7 Subsystem State service reports its state back to the Subsystem State Client, providing the operator with a clear, unified view of the system’s current status.
Lifecycle Management
At the application level, this reliability is realized through the Lifecycle Management state machine framework. Inherited from the Management Service, this framework provides each mission-critical application with a standardized set of states to govern its behavior throughout its entire operational lifecycle. The behavior of an application in each state is strictly defined to ensure safety and predictability:
Upon startup, the application enters the INITIALIZE state to perform all necessary procedures and self-tests.
Only after successful validation does it proceed to STANDBY, awaiting engagement, and then to READY, where it executes its core commands and operations.
Should an unrecoverable error occur, the application transitions to the FAULT state, where its sole responsibility is to report the error via the Health Reporter.
The lifecycle also includes states for controlled interruptions (PAUSE), orderly termination (SHUTDOWN), and secure decommissioning (RENDER USELESS).
Here is the Lifecycle Management state machine:
The following table is the state transitions and their triggers:
| Transition | Trigger |
| 1 | Initialization procedures are performed and tests are successful. |
| 2 | Receive INITIALIZE command. |
| 3 | Client engages, receive GO command. |
| 4 | GO command times out. |
| 5 | Recoverable error or pause condition is detected. |
| 6 | Receive CONTINUE command. |
| 7 | Receive SHUTDOWN command. |
| 8 | Receive RENDER USELESS command. |
| 9 | Receive SHUTDOWN command. |
| 10 | Receive RENDER USELESS command. |
Subsystem State
The Subsystem State service acts as the central orchestrator for the entire subsystem, governing its overall behavior and serving as the primary interface for the operator. Its core responsibilities are twofold: it translates high-level operator commands into specific directives for each mission-critical application's Lifecycle Management service, and conversely, it aggregates the individual states reported by each application to determine a unified, overall subsystem state. This aggregated state is then reported back to the operator, providing a clear and authoritative view of the system's operational status.
This behavior is governed by a dedicated state machine with five primary states: INITIALIZE, OPERATIONAL, PAUSE, SHUTDOWN, and RENDER USELESS:
The following table is the state transitions and their triggers:
| Transition | Trigger |
| 1 | All the Lifecycle Management states are either in STANDBY or READY state. |
| 2 | Receive RESET command. |
| 3 | One of the Lifecycle Management is in PAUSE state. |
| 4 | Receive CONTINUE command. |
| 5 | Receive SHUTDOWN command. |
| 6 | Receive RENDER USELESS command. |
| 7 | Receive SHUTDOWN command. |
| 8 | Receive RENDER USELESS command. |
The transition from INITIALIZE to OPERATIONAL is not triggered by a direct command but is an automatic validation step. This transition only occurs once all Lifecycle Management services report they are in either a STANDBY or READY state, confirming that the entire subsystem has successfully initialized.

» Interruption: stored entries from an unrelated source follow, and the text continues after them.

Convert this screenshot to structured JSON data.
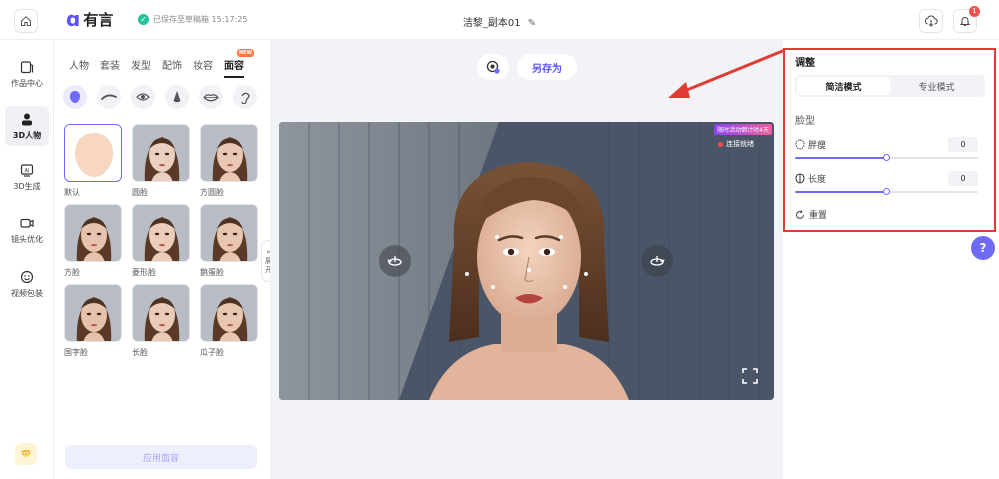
{
  "header": {
    "logo_text": "有言",
    "save_status": "已保存至草稿箱 15:17:25",
    "doc_title": "洁黎_副本01",
    "notification_count": "1"
  },
  "leftnav": {
    "items": [
      {
        "label": "作品中心",
        "icon": "folder-icon"
      },
      {
        "label": "3D人物",
        "icon": "person-icon"
      },
      {
        "label": "3D生成",
        "icon": "ai-icon"
      },
      {
        "label": "镜头优化",
        "icon": "camera-icon"
      },
      {
        "label": "视频包装",
        "icon": "emoji-icon"
      }
    ],
    "active_index": 1
  },
  "panel": {
    "tabs": [
      "人物",
      "套装",
      "发型",
      "配饰",
      "妆容",
      "面容"
    ],
    "active_tab": 5,
    "new_badge": "NEW",
    "features": [
      "face-shape-icon",
      "eyebrow-icon",
      "eye-icon",
      "nose-icon",
      "lips-icon",
      "ear-icon"
    ],
    "thumbnails": [
      {
        "label": "默认"
      },
      {
        "label": "圆脸"
      },
      {
        "label": "方圆脸"
      },
      {
        "label": "方脸"
      },
      {
        "label": "菱形脸"
      },
      {
        "label": "鹅蛋脸"
      },
      {
        "label": "国字脸"
      },
      {
        "label": "长脸"
      },
      {
        "label": "瓜子脸"
      }
    ],
    "apply_label": "应用面容",
    "expand_label": [
      "»",
      "展",
      "开"
    ]
  },
  "canvas": {
    "save_as_label": "另存为",
    "live_badge": "限时活动倒计时4天",
    "conn_status": "连接就绪"
  },
  "adjust": {
    "title": "调整",
    "modes": [
      "简洁模式",
      "专业模式"
    ],
    "active_mode": 0,
    "section": "脸型",
    "params": [
      {
        "label": "胖瘦",
        "value": "0",
        "fill": 0.5
      },
      {
        "label": "长度",
        "value": "0",
        "fill": 0.5
      }
    ],
    "reset_label": "重置",
    "help_label": "?"
  },
  "colors": {
    "accent": "#6f6bf6",
    "brand": "#5b54f5",
    "highlight": "#e23b34"
  }
}
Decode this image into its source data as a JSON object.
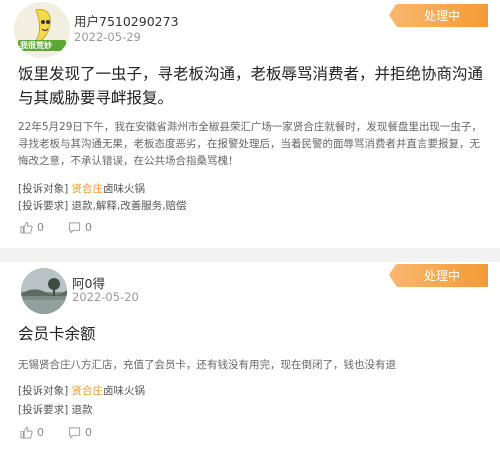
{
  "posts": [
    {
      "username": "用户7510290273",
      "date": "2022-05-29",
      "status": "处理中",
      "title": "饭里发现了一虫子，寻老板沟通，老板辱骂消费者，并拒绝协商沟通与其威胁要寻衅报复。",
      "body": "22年5月29日下午，我在安徽省滁州市全椒县荣汇广场一家贤合庄就餐时，发现餐盘里出现一虫子，寻找老板与其沟通无果，老板态度恶劣，在报警处理后，当着民警的面辱骂消费者并直言要报复，无悔改之意，不承认错误，在公共场合指桑骂槐！",
      "complaint_target_label": "[投诉对象]",
      "complaint_target_brand": "贤合庄",
      "complaint_target_rest": "卤味火锅",
      "complaint_request_label": "[投诉要求]",
      "complaint_request": "退款,解释,改善服务,赔偿",
      "likes": "0",
      "comments": "0"
    },
    {
      "username": "阿0得",
      "date": "2022-05-20",
      "status": "处理中",
      "title": "会员卡余额",
      "body": "无锡贤合庄八方汇店，充值了会员卡，还有钱没有用完，现在倒闭了，钱也没有退",
      "complaint_target_label": "[投诉对象]",
      "complaint_target_brand": "贤合庄",
      "complaint_target_rest": "卤味火锅",
      "complaint_request_label": "[投诉要求]",
      "complaint_request": "退款",
      "likes": "0",
      "comments": "0"
    }
  ],
  "avatar1_text": "我很荒妙",
  "colors": {
    "accent": "#f39a36",
    "badge_start": "#f9b56b"
  }
}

If even a single application reports a PAUSE condition, the entire subsystem will enter the PAUSE state, requiring an explicit CONTINUE command from the operator to resume.
Direct commands such as SHUTDOWN and RENDER USELESS will move the subsystem into its terminal states from either an OPERATIONAL or PAUSE state.
Finally, a RESET command will return the subsystem to the INITIALIZE state, beginning the startup and validation sequence anew.
Conclusion
Ultimately, the Uli SDK's reliability framework provides a robust mechanism for enforcing operational integrity by decoupling high-level operator commands from low-level application execution. The Subsystem State acts as a gatekeeper and translator, while the Lifecycle Management state machine ensures each application adheres strictly to its defined behavior. This hierarchical control structure prevents unintended actions and guarantees that the entire system behaves as a cohesive, predictable whole.